Juan-Manuel-de-Prada

JUAN MANUEL DE PRADA.

En un ataque de puritanismo en verdad hilarante, el progrerío ha montado una zapatiesta, tras descubrir que el actual presidente del llamado Tribunal Constitucional, Francisco Pérez de los Cobos, pagó cuotas de afiliación al Partido Popular, incluso cuando ya era «magistrado» del mismo. El puritanismo siempre actúa de la misma manera: refuerza imaginariamente las prohibiciones de la ley, o se inventa directamente prohibiciones que nunca existieron, para después poder conculcar más desembarazadamente las prohibiciones originarias. Esto es lo que hizo Eva en el Edén: cuando la serpiente le preguntó la razón por la que no comía del fruto del árbol prohibido, la muy hipócrita afirmó que Dios le había prohibido comer de dicho árbol, y hasta tocarlo; la primera prohibición era real, la segunda ficticia, pero el caso es que Eva acabó conculcando ambas. A los miembros del llamado Tribunal Constitucional la ley les prohíbe desempeñar funciones directivas en los partidos políticos, no estar afiliados a ellos; y si el progrerío ha montado una zapatiesta por una prohibición ficticia es porque anhela secretamente conculcar la prohibición real.

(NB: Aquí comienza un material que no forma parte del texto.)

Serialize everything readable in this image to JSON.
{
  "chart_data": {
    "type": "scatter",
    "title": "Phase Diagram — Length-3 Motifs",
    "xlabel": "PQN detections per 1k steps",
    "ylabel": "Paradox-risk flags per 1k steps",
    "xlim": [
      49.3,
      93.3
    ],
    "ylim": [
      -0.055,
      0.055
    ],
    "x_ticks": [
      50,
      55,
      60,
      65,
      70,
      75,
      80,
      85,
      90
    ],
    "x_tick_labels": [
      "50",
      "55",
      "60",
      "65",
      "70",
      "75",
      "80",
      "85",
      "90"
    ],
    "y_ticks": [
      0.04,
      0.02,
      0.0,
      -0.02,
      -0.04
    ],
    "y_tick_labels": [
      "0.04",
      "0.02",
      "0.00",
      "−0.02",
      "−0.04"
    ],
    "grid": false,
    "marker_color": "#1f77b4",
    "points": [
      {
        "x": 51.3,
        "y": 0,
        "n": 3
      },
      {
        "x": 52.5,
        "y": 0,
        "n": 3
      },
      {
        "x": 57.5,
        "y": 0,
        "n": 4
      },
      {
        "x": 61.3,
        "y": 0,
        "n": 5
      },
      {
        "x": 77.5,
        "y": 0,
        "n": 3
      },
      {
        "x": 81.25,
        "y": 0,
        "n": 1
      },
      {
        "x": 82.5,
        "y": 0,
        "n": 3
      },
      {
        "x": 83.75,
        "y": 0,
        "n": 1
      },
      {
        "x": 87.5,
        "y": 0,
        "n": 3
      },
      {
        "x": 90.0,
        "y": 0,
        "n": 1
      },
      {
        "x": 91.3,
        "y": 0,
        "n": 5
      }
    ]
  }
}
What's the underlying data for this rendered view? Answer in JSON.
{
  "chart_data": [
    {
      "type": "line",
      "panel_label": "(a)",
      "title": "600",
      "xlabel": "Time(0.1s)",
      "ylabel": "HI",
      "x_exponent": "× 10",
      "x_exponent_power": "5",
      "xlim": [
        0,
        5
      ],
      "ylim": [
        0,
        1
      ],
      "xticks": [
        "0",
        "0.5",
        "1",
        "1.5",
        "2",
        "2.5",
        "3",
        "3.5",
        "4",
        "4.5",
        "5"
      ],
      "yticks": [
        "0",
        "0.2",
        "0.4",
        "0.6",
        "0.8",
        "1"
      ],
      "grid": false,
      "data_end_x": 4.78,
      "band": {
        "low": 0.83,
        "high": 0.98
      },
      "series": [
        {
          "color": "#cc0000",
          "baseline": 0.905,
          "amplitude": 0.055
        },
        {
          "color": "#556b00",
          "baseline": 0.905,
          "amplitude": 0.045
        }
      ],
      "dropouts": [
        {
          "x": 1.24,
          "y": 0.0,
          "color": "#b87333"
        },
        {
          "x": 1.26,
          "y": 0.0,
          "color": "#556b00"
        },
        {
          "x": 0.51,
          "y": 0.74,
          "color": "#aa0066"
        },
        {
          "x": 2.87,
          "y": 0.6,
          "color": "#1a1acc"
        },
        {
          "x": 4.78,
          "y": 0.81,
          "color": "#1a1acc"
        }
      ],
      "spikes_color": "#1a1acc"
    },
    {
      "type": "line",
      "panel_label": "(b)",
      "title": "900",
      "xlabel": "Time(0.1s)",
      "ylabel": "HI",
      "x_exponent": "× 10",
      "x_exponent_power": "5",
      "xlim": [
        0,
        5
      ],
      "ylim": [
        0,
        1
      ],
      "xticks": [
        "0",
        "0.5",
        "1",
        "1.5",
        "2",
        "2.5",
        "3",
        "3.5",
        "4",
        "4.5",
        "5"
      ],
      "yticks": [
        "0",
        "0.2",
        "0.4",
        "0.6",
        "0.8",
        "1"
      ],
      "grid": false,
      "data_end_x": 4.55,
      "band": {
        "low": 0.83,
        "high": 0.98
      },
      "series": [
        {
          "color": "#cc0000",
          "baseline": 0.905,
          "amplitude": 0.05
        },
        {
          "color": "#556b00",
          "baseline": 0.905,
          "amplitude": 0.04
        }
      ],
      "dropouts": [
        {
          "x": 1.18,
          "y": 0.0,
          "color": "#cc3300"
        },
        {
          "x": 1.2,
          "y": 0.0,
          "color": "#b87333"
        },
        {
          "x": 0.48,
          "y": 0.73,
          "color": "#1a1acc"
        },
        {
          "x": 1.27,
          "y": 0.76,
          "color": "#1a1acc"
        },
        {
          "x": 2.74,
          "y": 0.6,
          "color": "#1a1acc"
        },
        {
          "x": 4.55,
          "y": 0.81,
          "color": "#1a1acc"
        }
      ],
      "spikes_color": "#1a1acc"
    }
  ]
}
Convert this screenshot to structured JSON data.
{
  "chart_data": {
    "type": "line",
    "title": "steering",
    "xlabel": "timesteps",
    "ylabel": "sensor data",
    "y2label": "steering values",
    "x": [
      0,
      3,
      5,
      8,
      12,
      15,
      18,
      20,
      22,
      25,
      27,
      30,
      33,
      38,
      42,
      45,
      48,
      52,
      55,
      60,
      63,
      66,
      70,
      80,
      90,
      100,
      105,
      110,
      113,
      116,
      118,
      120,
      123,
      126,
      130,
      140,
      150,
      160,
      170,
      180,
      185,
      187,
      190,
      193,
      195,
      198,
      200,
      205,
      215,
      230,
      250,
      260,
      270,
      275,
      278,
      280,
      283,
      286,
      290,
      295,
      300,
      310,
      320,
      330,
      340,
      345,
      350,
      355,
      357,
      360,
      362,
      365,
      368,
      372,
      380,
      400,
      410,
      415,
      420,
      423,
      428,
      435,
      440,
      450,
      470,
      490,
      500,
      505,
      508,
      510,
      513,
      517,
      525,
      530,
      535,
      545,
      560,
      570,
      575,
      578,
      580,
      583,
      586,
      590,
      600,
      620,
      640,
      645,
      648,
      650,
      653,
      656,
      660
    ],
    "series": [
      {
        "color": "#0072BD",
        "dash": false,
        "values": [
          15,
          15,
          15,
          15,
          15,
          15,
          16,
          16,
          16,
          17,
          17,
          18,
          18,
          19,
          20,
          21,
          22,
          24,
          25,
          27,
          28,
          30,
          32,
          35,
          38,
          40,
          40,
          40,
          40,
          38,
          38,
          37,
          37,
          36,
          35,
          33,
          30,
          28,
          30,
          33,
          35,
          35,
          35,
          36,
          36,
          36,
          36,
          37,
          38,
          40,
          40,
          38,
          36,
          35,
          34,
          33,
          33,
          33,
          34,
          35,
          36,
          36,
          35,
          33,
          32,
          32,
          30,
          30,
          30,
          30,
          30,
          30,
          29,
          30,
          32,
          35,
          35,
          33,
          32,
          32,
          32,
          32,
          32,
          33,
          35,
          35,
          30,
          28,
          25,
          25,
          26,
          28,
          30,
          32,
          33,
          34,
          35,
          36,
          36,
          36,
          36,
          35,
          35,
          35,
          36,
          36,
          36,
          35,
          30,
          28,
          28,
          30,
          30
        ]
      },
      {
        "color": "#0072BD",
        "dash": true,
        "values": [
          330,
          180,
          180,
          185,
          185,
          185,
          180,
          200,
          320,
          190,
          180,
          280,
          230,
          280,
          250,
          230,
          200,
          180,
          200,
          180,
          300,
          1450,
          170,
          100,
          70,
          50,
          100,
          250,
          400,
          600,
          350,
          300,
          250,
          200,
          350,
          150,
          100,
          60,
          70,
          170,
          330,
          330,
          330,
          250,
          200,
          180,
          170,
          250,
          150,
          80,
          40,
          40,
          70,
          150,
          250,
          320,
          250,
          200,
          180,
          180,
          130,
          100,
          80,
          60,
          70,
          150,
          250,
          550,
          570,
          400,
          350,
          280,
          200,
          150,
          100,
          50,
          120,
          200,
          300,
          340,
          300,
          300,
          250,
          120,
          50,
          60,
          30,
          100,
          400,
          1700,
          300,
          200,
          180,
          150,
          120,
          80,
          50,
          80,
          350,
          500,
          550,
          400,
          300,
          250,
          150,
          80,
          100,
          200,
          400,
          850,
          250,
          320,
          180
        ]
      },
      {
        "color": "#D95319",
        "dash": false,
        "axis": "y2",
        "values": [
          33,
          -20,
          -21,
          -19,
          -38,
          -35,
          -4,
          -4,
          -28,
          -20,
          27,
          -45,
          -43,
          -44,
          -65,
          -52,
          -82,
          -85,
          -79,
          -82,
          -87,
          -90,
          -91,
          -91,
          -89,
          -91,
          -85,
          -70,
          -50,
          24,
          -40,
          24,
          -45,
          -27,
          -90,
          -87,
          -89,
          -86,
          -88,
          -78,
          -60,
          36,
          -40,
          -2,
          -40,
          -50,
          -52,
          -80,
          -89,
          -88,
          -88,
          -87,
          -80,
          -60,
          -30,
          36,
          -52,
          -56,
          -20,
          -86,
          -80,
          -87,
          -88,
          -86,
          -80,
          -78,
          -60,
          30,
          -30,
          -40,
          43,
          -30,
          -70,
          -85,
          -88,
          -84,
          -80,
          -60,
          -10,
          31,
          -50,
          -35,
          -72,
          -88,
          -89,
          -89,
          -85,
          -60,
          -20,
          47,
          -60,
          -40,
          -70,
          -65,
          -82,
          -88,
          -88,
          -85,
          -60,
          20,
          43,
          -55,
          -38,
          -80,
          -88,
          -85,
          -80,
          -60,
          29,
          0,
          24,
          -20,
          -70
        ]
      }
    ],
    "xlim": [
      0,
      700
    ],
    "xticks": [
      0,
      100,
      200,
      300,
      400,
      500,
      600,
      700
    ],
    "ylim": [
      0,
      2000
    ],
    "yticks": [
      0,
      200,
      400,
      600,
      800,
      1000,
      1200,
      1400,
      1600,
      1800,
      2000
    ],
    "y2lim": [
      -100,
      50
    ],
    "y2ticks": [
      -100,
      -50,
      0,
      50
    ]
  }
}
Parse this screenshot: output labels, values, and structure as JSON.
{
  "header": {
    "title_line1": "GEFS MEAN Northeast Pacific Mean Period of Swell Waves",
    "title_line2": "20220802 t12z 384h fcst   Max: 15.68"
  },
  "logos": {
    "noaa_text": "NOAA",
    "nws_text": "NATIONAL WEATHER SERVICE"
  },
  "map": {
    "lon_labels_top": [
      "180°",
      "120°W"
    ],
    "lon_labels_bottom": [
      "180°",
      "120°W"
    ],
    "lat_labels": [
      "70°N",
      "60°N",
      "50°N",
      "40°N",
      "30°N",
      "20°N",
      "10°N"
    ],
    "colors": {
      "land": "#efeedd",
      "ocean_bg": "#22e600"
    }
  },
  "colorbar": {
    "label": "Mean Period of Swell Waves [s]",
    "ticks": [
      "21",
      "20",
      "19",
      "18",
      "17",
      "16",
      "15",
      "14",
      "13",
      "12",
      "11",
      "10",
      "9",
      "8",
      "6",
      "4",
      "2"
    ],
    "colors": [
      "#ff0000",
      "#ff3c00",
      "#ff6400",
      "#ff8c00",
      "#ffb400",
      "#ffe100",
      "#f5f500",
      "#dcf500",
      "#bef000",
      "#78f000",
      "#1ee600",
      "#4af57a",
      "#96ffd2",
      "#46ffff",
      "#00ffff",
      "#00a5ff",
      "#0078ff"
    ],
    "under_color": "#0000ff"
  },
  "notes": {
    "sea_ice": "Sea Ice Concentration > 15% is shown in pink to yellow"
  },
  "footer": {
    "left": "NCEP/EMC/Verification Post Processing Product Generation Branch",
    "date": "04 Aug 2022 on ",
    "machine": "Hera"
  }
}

Este ataque de puritanismo delirante alcanza cúspides de cinismo cuando reparamos en la naturaleza del llamado Tribunal Constitucional, que no es otra sino la de un órgano político cuyos «magistrados» son elegidos directamente por los partidos políticos. En realidad, el llamado Tribunal Constitucional es la prueba más flagrante de que nuestra democracia no es tal, sino un «Estado de partidos» (vulgo partitocracia) en el que no existe separación de poderes en origen ni se respeta el principio de unidad jurisdiccional (a pesar de que la Constitución lo consagre). Todo impulso de «regeneración democrática» no meramente retórico debería comenzar con la supresión del llamado Tribunal Constitucional, que fue creado con el único propósito de legitimar las trapisondas del poder político (y no, como piensan los ingenuos, para asegurar su control). Si en España existieran verdadera separación de poderes y unidad de jurisdicción, la inconstitucionalidad de las leyes, actos administrativos y sentencias podría decretarla cualquier tribunal, por humilde que fuera; y sería una sala especial del Tribunal Supremo la que dictaminaría en última instancia sobre tal inconstitucionalidad, estableciendo jurisprudencia. Claro que para que los tribunales no estuviesen infectados, en una verdadera democracia habría que empezar por prohibir el asociacionismo de los jueces, gangrena repulsiva que no ha hecho sino favorecer la infiltración del poder político en la magistratura.

El llamado Tribunal Constitucional, en fin, no es sino un órgano político al margen de la jurisdicción ordinaria, que se renueva según los intereses «consensuados» de los partidos políticos. Es, por su propia naturaleza, un tribunal de opereta, constituido para someter las resoluciones de la jurisdicción ordinaria al poder político y garantizar la aplicación de leyes inicuas o de mera conveniencia coyuntural impulsadas por dicho poder mediante el enjuague de su «concordancia» con la Constitución. ¡Y esto ocurre en un país donde todas, absolutamente todas las leyes emanadas de las Cortes son inconstitucionales (por conculcar la prohibición del mandato imperativo), al igual que lo son todas, absolutamente todas, las sentencias del llamado Tribunal Constitucional, por infringir el principio de unidad jurisdiccional!

Entretanto, los ingenuos podrán entretenerse con zapatiestas puritanas.